Há cerca de um ano, 'Menschen für Menschen' fornece pensos higiénicos a 21 escolas primárias no distrito de Hambela Wamena. 1643 meninas buscam regularmente seus pacotes com professoras de confiança.
A necessidade do programa foi evidente nos inícios. 'Quando distribuímos os pensos pela primeira vez, muitas meninas hesitaram', relata a professora Iftu Merga. 'Tinham vergonha de serem associadas a isso.' Algumas meninas até pediram para retirar seus nomes das listas.
A desconfiança dos pais
A ideia encontrou desconfiança por parte dos pais. Por que algo oferecido custa dinheiro? Alguns suspeitavam de intenções ocultas, outros temiam efeitos colaterais para a saúde. Há ainda uma preocupação mais profunda: mudanças podem abalar regras familiares. Quando as meninas falam mais abertamente sobre seus corpos, mostram-se mais confiantes e movem-se mais livremente, a ordem estabelecida muda. Essa perspectiva assusta alguns pais, muitos deles nunca frequentaram a escola.

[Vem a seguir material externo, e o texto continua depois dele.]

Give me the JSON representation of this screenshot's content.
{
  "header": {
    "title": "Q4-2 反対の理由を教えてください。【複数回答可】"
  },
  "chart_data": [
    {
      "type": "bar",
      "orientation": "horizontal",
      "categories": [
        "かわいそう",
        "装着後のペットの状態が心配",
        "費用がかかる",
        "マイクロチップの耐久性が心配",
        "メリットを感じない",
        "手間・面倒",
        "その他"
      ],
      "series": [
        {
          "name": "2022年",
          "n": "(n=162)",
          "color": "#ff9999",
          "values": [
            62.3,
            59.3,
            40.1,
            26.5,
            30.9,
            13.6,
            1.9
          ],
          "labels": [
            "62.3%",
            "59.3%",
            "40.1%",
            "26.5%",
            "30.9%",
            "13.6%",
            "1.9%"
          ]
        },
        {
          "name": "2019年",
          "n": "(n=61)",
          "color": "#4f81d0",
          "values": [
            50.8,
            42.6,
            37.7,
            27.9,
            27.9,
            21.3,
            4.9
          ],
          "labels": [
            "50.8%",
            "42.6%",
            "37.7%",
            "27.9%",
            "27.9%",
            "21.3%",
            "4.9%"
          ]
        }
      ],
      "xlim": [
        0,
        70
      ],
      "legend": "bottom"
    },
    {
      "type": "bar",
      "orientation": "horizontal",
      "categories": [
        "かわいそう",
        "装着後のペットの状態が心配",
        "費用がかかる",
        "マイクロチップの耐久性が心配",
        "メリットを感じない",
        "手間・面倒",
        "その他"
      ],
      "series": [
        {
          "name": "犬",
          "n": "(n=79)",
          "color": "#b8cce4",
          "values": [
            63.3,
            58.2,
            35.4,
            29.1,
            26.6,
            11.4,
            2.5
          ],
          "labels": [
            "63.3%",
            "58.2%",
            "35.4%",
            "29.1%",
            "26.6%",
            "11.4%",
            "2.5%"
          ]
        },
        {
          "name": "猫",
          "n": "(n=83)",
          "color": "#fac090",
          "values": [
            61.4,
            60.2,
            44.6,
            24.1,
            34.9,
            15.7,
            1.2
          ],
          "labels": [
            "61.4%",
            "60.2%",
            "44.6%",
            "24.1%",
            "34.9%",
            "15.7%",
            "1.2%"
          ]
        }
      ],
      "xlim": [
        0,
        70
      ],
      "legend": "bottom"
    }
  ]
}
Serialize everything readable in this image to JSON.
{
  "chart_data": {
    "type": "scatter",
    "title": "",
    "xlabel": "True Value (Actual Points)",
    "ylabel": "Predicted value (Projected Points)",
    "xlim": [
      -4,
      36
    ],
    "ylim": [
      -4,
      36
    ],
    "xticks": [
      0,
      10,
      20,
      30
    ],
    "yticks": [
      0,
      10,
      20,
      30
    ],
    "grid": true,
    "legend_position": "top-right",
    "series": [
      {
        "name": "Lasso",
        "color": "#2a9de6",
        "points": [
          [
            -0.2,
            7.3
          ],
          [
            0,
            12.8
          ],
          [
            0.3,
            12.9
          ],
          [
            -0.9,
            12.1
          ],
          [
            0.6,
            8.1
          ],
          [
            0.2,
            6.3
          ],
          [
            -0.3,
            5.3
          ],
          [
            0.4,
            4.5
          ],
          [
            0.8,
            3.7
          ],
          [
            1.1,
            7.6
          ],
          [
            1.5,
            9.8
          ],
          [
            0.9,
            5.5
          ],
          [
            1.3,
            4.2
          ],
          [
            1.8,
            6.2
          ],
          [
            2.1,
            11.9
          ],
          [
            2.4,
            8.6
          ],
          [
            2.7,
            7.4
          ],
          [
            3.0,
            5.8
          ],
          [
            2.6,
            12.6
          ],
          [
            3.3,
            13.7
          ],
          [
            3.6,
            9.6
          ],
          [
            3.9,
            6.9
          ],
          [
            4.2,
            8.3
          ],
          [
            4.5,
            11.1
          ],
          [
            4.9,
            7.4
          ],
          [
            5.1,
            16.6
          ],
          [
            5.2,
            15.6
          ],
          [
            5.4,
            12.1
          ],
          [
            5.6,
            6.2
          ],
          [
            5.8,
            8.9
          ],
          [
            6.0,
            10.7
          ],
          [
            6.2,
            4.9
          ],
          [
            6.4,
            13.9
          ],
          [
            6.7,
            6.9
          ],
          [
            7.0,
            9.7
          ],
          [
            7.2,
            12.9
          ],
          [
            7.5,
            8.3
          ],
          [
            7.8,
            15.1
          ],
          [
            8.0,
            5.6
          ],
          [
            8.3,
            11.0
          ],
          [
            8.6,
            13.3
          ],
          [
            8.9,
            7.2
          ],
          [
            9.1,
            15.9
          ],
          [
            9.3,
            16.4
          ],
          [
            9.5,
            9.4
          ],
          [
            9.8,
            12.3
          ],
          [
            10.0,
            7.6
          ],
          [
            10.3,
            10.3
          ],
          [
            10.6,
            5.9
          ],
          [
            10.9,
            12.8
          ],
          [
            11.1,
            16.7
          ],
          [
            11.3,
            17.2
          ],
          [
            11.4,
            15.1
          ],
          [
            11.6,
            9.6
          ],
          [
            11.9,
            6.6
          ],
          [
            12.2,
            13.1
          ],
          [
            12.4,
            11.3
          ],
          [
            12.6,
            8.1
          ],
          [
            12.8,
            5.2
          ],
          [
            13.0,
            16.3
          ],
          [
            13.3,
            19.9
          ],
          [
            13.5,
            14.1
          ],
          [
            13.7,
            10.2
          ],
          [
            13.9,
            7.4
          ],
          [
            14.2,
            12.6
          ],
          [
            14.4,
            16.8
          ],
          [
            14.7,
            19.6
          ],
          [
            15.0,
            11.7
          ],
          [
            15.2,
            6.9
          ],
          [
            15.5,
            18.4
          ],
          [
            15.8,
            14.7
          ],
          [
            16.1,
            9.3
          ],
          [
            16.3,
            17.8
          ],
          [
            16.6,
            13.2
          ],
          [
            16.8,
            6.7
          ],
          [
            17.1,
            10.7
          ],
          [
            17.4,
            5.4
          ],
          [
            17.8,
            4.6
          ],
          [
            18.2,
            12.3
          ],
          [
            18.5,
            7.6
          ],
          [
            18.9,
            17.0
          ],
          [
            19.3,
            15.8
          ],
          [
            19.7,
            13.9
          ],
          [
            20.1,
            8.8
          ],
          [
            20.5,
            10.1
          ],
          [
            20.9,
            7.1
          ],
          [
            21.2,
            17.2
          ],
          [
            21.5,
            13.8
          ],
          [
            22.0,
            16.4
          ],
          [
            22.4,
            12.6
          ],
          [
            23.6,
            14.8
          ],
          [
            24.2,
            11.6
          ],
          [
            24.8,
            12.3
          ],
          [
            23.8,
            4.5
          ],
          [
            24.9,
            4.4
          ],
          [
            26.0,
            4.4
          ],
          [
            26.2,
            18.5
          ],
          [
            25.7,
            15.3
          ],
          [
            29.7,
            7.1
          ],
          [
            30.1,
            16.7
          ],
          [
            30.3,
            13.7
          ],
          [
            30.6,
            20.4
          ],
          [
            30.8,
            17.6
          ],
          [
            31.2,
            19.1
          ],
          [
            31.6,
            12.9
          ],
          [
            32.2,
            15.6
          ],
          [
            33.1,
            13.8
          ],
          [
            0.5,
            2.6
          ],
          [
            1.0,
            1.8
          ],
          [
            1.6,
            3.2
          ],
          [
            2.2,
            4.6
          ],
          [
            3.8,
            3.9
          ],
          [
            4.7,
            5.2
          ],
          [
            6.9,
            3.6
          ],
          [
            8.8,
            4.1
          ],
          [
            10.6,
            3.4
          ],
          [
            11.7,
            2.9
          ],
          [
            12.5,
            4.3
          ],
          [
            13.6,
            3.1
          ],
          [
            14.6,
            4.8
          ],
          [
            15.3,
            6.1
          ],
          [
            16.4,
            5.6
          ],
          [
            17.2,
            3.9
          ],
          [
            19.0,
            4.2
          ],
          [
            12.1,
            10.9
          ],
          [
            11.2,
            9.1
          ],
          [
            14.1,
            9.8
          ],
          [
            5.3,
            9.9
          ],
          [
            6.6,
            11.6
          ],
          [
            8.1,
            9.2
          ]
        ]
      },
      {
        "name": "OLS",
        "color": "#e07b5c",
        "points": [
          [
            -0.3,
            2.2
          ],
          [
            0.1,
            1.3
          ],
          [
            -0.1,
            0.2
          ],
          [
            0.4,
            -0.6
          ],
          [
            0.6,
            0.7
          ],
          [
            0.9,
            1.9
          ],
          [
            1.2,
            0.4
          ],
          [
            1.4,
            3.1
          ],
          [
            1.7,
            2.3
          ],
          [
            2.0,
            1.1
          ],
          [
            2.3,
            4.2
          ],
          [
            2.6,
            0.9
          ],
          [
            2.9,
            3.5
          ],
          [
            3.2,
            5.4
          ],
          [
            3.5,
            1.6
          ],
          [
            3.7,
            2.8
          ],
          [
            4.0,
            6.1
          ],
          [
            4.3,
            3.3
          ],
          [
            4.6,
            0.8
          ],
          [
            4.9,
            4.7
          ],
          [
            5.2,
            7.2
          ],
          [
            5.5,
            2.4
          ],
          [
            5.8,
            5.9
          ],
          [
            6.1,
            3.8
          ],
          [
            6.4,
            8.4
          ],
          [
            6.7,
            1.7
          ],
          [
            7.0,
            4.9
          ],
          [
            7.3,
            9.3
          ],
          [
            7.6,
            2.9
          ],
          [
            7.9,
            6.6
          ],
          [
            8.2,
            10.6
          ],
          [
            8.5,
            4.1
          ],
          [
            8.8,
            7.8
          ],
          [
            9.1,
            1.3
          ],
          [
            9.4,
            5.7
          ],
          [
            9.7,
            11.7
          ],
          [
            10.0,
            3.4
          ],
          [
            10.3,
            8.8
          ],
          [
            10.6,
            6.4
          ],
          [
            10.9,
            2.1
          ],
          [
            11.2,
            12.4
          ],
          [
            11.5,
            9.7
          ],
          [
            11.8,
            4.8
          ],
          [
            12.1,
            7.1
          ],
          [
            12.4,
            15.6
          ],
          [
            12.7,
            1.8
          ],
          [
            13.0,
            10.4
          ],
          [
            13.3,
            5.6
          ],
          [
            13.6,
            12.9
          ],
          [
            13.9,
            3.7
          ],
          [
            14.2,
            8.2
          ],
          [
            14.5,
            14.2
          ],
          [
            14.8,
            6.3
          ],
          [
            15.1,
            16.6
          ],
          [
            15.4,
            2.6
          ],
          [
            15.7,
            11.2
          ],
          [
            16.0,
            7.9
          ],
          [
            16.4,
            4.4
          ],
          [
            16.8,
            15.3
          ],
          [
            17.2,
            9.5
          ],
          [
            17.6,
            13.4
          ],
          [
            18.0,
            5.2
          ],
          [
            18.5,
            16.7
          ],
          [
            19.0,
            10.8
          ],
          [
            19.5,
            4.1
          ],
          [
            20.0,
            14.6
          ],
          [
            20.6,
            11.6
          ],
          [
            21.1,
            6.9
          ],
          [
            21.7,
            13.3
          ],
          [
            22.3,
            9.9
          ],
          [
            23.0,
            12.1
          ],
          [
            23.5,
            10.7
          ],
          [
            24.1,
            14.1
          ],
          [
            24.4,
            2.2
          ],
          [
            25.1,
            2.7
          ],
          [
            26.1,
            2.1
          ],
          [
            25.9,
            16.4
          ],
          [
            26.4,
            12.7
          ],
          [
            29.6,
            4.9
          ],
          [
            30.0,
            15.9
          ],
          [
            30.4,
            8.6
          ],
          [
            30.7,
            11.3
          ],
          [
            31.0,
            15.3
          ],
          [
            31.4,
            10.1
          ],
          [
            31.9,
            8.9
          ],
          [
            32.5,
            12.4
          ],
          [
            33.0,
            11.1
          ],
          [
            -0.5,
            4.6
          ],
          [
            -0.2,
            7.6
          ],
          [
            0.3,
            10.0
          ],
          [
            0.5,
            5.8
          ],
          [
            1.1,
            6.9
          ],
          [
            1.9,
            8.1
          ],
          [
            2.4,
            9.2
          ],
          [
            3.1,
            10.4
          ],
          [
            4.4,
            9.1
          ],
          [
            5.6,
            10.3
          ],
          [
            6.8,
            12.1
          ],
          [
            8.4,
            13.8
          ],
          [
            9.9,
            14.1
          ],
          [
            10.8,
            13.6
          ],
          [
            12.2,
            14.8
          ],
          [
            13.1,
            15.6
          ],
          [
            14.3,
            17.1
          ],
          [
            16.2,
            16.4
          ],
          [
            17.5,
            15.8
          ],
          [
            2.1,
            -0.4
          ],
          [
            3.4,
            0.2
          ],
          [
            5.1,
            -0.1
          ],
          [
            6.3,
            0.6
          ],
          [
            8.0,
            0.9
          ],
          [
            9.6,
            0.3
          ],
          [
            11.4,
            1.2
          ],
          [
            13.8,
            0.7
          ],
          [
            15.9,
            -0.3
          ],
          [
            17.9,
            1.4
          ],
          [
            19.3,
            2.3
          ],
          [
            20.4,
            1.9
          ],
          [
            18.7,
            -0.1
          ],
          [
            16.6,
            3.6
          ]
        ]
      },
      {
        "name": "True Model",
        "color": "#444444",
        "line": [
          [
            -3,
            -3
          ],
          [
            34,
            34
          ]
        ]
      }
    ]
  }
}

A mudança não acontece da noite para o dia. Mas a persistência acaba por vencer, diz Azenegash Wondemu, 47 anos, responsável por meninas e mulheres no projecto 'Menschen für Menschen': 'Saúde reprodutiva e igualdade são partes fixas dos nossos treinos, seja em reuniões de grupos de poupança de mulheres, aconselhamento agrícola de homens ou em assembleias comunitárias'.
Determinar a própria vida
'Aprendi no Club de Meninas a falar livremente sobre minhas necessidades', diz a aluna Kejeltu. Trata-se de um objetivo maior: 'Queremos terminar a escola e, depois, seguir uma formação. Só assim podemos determinar nossa própria vida.'
No 'Club de Meninas', aprenderam que podem ajudar-se a si mesmas. Iftu Merga relata que as meninas vêm a ela com suas preocupações e segredos. 'Algumas disseram que não podiam usar os pensos', diz a professora: 'Porque os pais não têm dinheiro para comprar calcinhas'. No Club de Meninas, procuraram uma solução juntos. Agora, produzem artesanato nas suas reuniões e vendem no contexto da comunidade. 'O dinheiro é para tais emergências.'
Menschen für Menschen esforça-se para combater a pobreza e a fome. A fundação foi criada pelo ator Karlheinz Böhm (1928 - 2014). No espírito do fundador, a organização humanitária suíça cria perspetivas de vida para as famílias mais pobres da Etiópia. O objetivo dos projetos é permitir que vivam dignamente nas suas terras. Os focos dos projetos incluem promoção de mulheres, educação profissional, microcréditos, ajuda infantil, planejamento familiar e desenvolvimento agrícola. Componentes são combinadas conforme as necessidades locais e implementadas com parceiros locais cuidadosamente selecionados.